At an employment summit in Prague yesterday, he said the Lisbon Treaty and further EU integration would provide a more social Europe that could help tackle unemployment.
“It is very difficult times that we are living in but it is obvious that countries like Ireland, Britain, France or Germany alone have much less instruments to cope with the crisis than if we act together,” he said. “I think that if there is some impact of the crisis on the attitude towards the Lisbon Treaty it would probably be in favour of the Lisbon Treaty.”
The summit, which is being held against a backdrop of fast-rising unemployment and sporadic social unrest in Europe, proposed a series of measures aimed at helping people to remain in work and find new jobs.
It asked EU states to consider measures to reduce non-wage labour costs such as removing regulations on small business and helping firms to cut working hours rather than lay off employees.
Cash from the European Social Fund is being made available to states and a €500 million globalisation adjustment fund – to help with retaining activities and job counselling – is being amended to make it easier for EU states to access.

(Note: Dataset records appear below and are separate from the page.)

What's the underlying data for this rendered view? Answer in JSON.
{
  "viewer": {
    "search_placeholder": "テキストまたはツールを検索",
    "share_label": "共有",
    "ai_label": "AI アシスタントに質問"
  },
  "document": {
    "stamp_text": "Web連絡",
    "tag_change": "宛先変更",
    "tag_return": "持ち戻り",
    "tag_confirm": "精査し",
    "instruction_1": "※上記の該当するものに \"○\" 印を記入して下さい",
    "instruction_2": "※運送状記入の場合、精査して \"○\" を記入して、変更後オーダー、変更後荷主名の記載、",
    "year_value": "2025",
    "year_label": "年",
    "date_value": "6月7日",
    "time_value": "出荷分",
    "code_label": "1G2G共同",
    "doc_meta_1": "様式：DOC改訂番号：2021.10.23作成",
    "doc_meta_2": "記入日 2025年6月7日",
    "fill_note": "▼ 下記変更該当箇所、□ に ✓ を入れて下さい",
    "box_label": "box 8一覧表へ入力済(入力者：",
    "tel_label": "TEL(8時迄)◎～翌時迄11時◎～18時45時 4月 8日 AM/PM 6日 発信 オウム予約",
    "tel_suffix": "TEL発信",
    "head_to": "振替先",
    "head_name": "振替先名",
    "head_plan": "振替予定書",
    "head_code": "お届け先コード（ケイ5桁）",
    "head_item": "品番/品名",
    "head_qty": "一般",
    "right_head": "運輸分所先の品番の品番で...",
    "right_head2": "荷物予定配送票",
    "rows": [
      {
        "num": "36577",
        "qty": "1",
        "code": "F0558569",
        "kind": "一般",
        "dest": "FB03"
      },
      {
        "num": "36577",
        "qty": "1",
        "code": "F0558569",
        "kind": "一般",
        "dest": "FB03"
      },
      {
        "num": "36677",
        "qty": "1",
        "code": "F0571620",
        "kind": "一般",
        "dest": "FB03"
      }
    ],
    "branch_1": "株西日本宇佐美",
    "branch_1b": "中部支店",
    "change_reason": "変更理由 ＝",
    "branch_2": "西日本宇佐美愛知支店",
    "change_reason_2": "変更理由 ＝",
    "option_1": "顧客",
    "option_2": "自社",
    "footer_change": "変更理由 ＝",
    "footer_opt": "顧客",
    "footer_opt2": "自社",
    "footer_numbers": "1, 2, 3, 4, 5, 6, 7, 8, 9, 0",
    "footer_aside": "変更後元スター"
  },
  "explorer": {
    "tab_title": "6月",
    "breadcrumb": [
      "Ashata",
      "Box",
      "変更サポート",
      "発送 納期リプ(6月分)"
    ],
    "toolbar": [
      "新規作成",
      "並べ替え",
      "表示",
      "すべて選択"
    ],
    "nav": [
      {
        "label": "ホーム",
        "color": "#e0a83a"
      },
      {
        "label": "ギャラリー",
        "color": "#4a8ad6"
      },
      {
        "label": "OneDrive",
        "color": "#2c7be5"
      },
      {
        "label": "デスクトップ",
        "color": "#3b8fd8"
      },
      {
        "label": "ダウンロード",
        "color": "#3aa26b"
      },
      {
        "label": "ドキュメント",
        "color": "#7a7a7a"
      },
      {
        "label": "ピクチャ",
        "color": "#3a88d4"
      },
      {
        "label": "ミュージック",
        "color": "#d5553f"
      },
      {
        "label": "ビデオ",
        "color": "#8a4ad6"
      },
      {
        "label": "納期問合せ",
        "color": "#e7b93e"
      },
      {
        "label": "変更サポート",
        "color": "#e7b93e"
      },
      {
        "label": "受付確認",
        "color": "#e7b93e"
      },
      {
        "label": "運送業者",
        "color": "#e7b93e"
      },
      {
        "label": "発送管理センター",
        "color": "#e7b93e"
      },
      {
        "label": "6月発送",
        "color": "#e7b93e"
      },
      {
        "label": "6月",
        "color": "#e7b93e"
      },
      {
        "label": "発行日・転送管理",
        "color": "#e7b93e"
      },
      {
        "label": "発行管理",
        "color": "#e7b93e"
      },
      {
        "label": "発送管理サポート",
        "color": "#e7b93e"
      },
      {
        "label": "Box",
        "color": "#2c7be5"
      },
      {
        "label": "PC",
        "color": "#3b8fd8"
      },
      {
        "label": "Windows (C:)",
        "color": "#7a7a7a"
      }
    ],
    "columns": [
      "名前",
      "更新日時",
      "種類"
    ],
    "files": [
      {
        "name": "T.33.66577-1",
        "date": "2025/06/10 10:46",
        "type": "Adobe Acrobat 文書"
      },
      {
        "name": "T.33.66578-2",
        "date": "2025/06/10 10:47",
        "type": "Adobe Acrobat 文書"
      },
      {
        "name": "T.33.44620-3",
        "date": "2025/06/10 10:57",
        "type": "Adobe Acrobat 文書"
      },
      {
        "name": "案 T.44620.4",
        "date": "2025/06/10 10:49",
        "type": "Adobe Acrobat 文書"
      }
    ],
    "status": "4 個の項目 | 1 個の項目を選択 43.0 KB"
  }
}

Mr Barroso, who has welcomed the Czech senate’s ratification of Lisbon, said the treaty would help Europe to combat the economic crisis and create a more social Europe. “I really think citizens will rationally try to see that the European dimension of the Lisbon Treaty helps them in the face of the crisis,” he added.
Swedish prime minister Fredrik Reinfeldt, whose country takes over the rotating EU presidency in July from the Czech Republic, was more cautious about predicting the result of the second referendum. “I can’t say how that referendum would end because that’s up to the Irish people. It is not for me to say. Everyone understands that we want of course the Irish people to say Yes because we think it’s good for the Irish people.”
Some EU states have expressed nervousness that Mr Klaus, who is deeply hostile towards the Lisbon Treaty, could cause problems at the June summit if he is its chairman.